Friday, January 25, 2013


In Chapter 11 of the 4th edition of Intermediate Physics for Medicine and Biology, Russ Hobbie and I discuss aliasing.
“If a component [in the Fourier spectrum] is present whose frequency is more than half the sampling frequency, it will appear in the analysis at a lower frequency. This is the familiar stroboscopic effect in which the wheels of the stagecoach appear to rotate backward because the samples (movie frames) are not made rapidly enough. In signal analysis, this is called aliasing. It can be seen in Fig. 11.15, which shows a sine wave sampled at regularly spaced intervals that are longer than half a period.”
First of all, what is all this business about a stagecoach? Fifty years ago, when westerns were all the rage in movies and on TV, aliasing often occurred if the frame rate (typically 24 frames per second for old movies) was lower than the rotation rate of the wheel (if all the spokes of the wheel are equivalent, then you can take the “period of rotation” as the time it takes for one spoke to rotate to the position of the adjacent one, which may be much shorter than the time for the wheel to make one complete rotation). You can see an example of this in the John Wayne movie Winds of the Wasteland (1936), especially in the climactic scene of the stagecoach race. In this video clip from the movie, you can see aliasing of the stagecoach wheel briefly at times 3:04, 4:18, and 5:03. For those of you who are more discriminating in your movie tastes, you can see another example of aliasing 14 minutes and 21 seconds into Stagecoach, a John Wayne classic from 1939 directed by John Ford. In my opinion, the greatest western is the John Ford masterpiece The Man Who Shot Liberty Valance. What more could you ask for than both John Wayne and Jimmy Stewart in the same production? You can see aliasing briefly when Stewart drives his buckboard out of Shinbone to practice his pistol shooting (without much success). Another time when you see a wheel rotate backwards in this movie does not involve aliasing; it is (Spoiler Alert!) after Stewart Wayne kills Valance (Lee Marvin), when Pompey (Woody Strode) takes the drunken Wayne to his ranch house where he backs up the buckboard (that was a joke….).

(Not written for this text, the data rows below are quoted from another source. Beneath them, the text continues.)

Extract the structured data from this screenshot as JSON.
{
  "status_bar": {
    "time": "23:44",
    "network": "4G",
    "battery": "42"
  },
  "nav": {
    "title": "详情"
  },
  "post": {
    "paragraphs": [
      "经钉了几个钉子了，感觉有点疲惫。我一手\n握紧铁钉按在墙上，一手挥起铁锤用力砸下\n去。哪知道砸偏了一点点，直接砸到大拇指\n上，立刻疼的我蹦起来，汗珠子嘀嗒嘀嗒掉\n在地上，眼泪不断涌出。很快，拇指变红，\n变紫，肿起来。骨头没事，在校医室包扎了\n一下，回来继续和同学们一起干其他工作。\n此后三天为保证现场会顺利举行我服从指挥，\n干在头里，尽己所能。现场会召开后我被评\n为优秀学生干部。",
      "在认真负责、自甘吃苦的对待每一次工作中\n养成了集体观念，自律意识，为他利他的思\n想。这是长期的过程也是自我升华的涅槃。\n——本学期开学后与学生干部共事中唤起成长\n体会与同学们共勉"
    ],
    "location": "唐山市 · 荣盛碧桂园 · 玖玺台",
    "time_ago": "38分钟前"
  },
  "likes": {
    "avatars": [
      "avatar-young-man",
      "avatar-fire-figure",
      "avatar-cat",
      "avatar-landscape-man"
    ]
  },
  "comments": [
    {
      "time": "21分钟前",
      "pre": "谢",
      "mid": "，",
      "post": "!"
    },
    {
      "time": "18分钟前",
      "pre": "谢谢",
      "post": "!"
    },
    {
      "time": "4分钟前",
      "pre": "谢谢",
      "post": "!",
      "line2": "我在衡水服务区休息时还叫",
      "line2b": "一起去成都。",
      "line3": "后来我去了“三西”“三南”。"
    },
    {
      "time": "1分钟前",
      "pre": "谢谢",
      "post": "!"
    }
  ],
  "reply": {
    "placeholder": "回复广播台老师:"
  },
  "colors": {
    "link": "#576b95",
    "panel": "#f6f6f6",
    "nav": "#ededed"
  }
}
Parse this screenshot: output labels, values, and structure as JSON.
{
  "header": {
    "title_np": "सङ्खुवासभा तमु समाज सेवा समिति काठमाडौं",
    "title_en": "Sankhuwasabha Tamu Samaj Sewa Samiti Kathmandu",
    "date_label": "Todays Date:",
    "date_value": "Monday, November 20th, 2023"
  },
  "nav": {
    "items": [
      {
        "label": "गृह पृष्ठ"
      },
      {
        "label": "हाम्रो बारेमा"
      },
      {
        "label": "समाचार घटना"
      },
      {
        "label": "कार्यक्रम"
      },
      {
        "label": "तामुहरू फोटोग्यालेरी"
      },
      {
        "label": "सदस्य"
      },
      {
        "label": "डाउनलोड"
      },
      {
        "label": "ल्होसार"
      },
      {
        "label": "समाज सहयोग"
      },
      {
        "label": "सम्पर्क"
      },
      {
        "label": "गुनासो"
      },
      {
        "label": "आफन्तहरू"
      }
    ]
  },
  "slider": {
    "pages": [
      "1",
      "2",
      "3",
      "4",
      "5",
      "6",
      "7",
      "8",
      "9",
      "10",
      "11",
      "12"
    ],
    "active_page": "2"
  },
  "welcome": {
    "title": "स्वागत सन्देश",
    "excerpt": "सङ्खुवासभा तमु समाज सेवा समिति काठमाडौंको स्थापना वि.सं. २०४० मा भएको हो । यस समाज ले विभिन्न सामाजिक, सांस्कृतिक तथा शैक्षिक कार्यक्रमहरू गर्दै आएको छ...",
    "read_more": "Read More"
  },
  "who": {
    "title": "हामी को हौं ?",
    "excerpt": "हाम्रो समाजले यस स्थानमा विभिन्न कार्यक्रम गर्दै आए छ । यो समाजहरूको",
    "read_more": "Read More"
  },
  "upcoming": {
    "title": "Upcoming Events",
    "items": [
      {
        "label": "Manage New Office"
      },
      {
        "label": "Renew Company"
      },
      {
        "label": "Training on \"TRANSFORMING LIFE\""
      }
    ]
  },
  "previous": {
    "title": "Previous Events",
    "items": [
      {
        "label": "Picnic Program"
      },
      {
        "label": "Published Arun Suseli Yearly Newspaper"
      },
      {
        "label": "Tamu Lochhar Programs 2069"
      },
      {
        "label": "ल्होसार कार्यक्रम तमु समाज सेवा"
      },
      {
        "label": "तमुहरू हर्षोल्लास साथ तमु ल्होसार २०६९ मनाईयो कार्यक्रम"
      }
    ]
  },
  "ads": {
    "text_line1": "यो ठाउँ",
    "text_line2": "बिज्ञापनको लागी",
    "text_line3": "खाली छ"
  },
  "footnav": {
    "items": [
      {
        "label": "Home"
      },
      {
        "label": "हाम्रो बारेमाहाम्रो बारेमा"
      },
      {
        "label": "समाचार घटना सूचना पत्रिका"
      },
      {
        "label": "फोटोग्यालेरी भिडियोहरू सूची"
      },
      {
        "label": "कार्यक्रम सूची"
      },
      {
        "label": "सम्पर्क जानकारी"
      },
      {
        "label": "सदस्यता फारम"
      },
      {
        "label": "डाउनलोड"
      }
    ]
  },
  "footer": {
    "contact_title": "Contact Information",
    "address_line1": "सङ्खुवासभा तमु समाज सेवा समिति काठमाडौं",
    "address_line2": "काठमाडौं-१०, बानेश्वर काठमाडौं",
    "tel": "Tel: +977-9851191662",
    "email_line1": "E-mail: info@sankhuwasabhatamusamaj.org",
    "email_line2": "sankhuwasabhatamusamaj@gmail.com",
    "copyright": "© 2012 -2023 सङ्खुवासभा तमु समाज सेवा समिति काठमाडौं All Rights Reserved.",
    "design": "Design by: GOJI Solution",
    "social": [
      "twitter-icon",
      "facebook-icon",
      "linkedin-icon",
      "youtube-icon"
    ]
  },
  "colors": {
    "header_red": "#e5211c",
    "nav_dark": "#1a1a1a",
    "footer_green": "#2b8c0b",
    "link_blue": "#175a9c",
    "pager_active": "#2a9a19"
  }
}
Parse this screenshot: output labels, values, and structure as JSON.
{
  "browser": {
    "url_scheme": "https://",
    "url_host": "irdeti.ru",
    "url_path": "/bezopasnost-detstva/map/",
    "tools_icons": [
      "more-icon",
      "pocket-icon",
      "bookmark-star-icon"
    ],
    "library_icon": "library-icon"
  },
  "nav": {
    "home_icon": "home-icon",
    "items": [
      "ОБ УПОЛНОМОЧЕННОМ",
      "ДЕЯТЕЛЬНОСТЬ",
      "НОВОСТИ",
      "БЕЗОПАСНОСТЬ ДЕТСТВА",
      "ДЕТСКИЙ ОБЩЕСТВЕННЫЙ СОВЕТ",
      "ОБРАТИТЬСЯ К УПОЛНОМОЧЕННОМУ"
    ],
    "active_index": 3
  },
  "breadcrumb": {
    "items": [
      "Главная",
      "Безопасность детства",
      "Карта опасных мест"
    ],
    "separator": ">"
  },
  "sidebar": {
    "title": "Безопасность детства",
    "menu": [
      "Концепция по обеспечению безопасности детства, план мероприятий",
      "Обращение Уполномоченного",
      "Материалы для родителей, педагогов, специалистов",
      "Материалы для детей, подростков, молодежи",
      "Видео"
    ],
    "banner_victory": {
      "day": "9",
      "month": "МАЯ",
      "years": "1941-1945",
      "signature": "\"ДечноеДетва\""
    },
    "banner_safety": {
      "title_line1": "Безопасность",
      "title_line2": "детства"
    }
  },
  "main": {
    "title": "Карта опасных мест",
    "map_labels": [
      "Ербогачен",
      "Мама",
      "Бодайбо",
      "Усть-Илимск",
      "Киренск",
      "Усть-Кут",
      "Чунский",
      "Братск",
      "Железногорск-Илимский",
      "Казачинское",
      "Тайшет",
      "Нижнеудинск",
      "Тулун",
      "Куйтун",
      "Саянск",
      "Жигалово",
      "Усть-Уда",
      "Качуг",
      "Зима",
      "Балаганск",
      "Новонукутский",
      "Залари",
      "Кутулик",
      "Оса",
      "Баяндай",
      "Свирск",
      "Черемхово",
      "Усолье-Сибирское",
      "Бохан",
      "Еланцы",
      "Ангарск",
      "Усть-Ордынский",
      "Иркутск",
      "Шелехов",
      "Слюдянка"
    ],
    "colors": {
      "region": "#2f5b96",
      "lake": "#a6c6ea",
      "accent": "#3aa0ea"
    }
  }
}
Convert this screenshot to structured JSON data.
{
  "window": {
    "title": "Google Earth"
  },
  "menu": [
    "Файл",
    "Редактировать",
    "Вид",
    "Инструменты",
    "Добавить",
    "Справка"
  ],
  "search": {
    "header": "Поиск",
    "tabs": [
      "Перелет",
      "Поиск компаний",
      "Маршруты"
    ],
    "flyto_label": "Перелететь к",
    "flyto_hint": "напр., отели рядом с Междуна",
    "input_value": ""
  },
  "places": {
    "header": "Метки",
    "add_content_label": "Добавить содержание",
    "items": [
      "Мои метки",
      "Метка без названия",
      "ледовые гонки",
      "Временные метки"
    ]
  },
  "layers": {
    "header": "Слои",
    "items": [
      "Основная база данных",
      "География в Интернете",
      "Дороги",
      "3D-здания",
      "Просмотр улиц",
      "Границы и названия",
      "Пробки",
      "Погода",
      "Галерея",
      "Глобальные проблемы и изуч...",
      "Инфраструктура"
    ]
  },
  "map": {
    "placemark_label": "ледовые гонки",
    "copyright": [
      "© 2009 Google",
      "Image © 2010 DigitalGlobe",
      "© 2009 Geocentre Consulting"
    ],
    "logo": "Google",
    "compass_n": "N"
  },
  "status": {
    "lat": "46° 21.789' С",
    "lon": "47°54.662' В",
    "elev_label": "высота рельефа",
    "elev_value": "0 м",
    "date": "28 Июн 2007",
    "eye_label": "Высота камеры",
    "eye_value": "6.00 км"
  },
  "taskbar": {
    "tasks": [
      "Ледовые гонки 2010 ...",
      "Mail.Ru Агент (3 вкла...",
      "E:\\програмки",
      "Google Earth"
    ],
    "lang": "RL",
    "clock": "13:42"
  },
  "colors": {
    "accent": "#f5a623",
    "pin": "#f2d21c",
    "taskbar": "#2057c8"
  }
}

But I digress. Aliasing can happen in space as well as time, and can therefore affect images. If spatial frequencies in the structure of an object correspond to wavelengths smaller than the twice the pixel size, low spatial frequency artifacts, such as Moire patterns, can appear in the image, shown nicely in this figure. One can minimize aliasing by first filtering (anti-aliasing) before sampling. Some rather extreme cases of aliasing can been seen in Figs. 11.41 and 12.11 of Intermediate Physics for Medicine and Biology.

1 comment:

  1. This phenomena is important in the field of imaging and has been a topic involved in some interesting discoveries/debates. Spatial and temporal sampling is critical in interpreting recorded signals. Filtering, in general, has consequences. When you know what you are looking for, it is much easier to apply appropriate filters than when you are using the signals to look for unresolved underlying mechanisms.